Friday, September 24, 2010

NH state budget according to Josiah Bartlett

Josiah Bartlett Institute is a free market think tank based in Concord. They gave a "how the NH Budget works" talk last night which I attended. The speaker was Charlie Arlinghaus and the hall was well filled.
The State budget is complex, possibly deliberately so. Much, but not all, spending comes from the "General Fund" But there are a lot of special dedicated funds like Highways and Turnpikes and Fish and Game. There is an "Education Trust Fund" which is sort of, partly, but not completely, separate from the General Fund. In actual fact the legislature can and does move money between the General Fund and the Education Trust Fund pretty much at will. And Education Trust Fund money can be used for purposes other than educational. The General Fund accounts for only 44% of state spending, the other funds kick in to supply the remaining 66%.
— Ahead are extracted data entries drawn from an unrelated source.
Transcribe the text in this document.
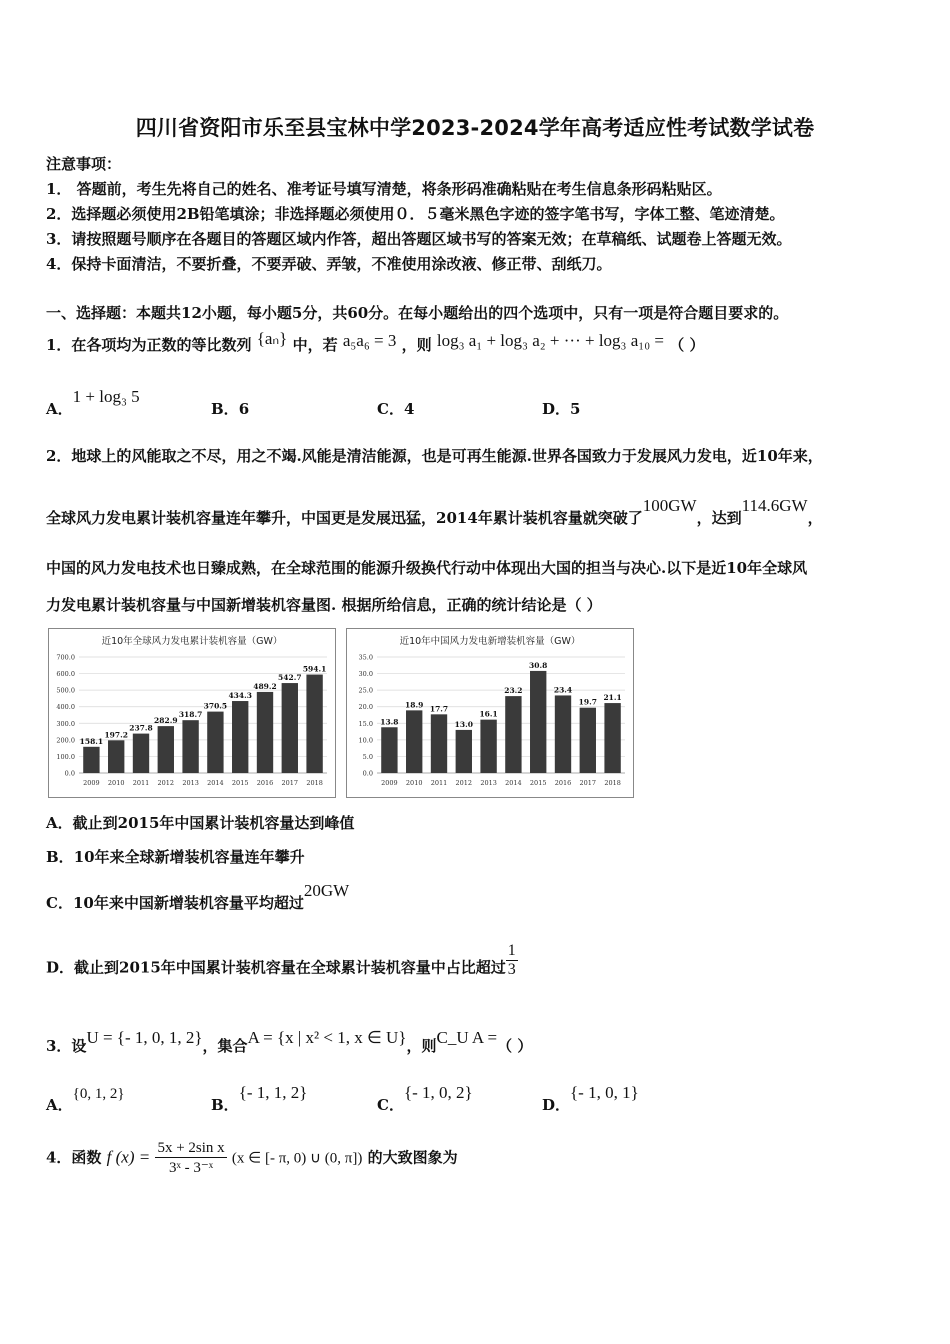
四川省资阳市乐至县宝林中学2023-2024学年高考适应性考试数学试卷
注意事项：
1． 答题前，考生先将自己的姓名、准考证号填写清楚，将条形码准确粘贴在考生信息条形码粘贴区。
2．选择题必须使用2B铅笔填涂；非选择题必须使用０．５毫米黑色字迹的签字笔书写，字体工整、笔迹清楚。
3．请按照题号顺序在各题目的答题区域内作答，超出答题区域书写的答案无效；在草稿纸、试题卷上答题无效。
4．保持卡面清洁，不要折叠，不要弄破、弄皱，不准使用涂改液、修正带、刮纸刀。
一、选择题：本题共12小题，每小题5分，共60分。在每小题给出的四个选项中，只有一项是符合题目要求的。
1．在各项均为正数的等比数列 {aₙ} 中，若 a₅a₆ = 3 ，则 log₃ a₁ + log₃ a₂ + ··· + log₃ a₁₀ = （ ）
A．1 + log₃ 5
B．6	C．4	D．5
2．地球上的风能取之不尽，用之不竭.风能是清洁能源，也是可再生能源.世界各国致力于发展风力发电，近10年来，
全球风力发电累计装机容量连年攀升，中国更是发展迅猛，2014年累计装机容量就突破了100GW，达到114.6GW，
中国的风力发电技术也日臻成熟，在全球范围的能源升级换代行动中体现出大国的担当与决心.以下是近10年全球风
力发电累计装机容量与中国新增装机容量图. 根据所给信息，正确的统计结论是（ ）
近10年全球风力发电累计装机容量（GW）
0.0
100.0
200.0
300.0
400.0
500.0
600.0
700.0
158.1
2009
197.2
2010
237.8
2011
282.9
2012
318.7
2013
370.5
2014
434.3
2015
489.2
2016
542.7
2017
594.1
2018
近10年中国风力发电新增装机容量（GW）
0.0
5.0
10.0
15.0
20.0
25.0
30.0
35.0
13.8
2009
18.9
2010
17.7
2011
13.0
2012
16.1
2013
23.2
2014
30.8
2015
23.4
2016
19.7
2017
21.1
2018
A．截止到2015年中国累计装机容量达到峰值
B．10年来全球新增装机容量连年攀升
C．10年来中国新增装机容量平均超过20GW
D．截止到2015年中国累计装机容量在全球累计装机容量中占比超过 $\frac{1}{3}$
3．设U = {- 1, 0, 1, 2}，集合A = {x | x² < 1, x ∈ U}，则C_U A =（ ）
A．{0, 1, 2}
B．{- 1, 1, 2}
C．{- 1, 0, 2}
D．{- 1, 0, 1}
4．函数 f $(x) = \frac{\text{5x + 2sin x}}{\text{3ˣ - 3⁻ˣ}} (x$ ∈ [- π, 0) ∪ (0, π]) 的大致图象为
Then the budget is supposed to be for two years. But the funds allocated are allocated by year, so the two year budget looks a lot like two one year budgets packed into the same yellow manila envelope. Whether the legislature gets to revise the two year budget every year was not made clear.
Between the "44% budget" and the "100% budget" and the one and two year budgets there lie enormous possibilities for confusion. From now on, I will be skeptical of claims that the budget has been cut, raised, saved, spindled, stapled or mutilated. I will suspect that the advocate is comparing the two year budget with the one year budget, or the 44% budget with the 100% budget.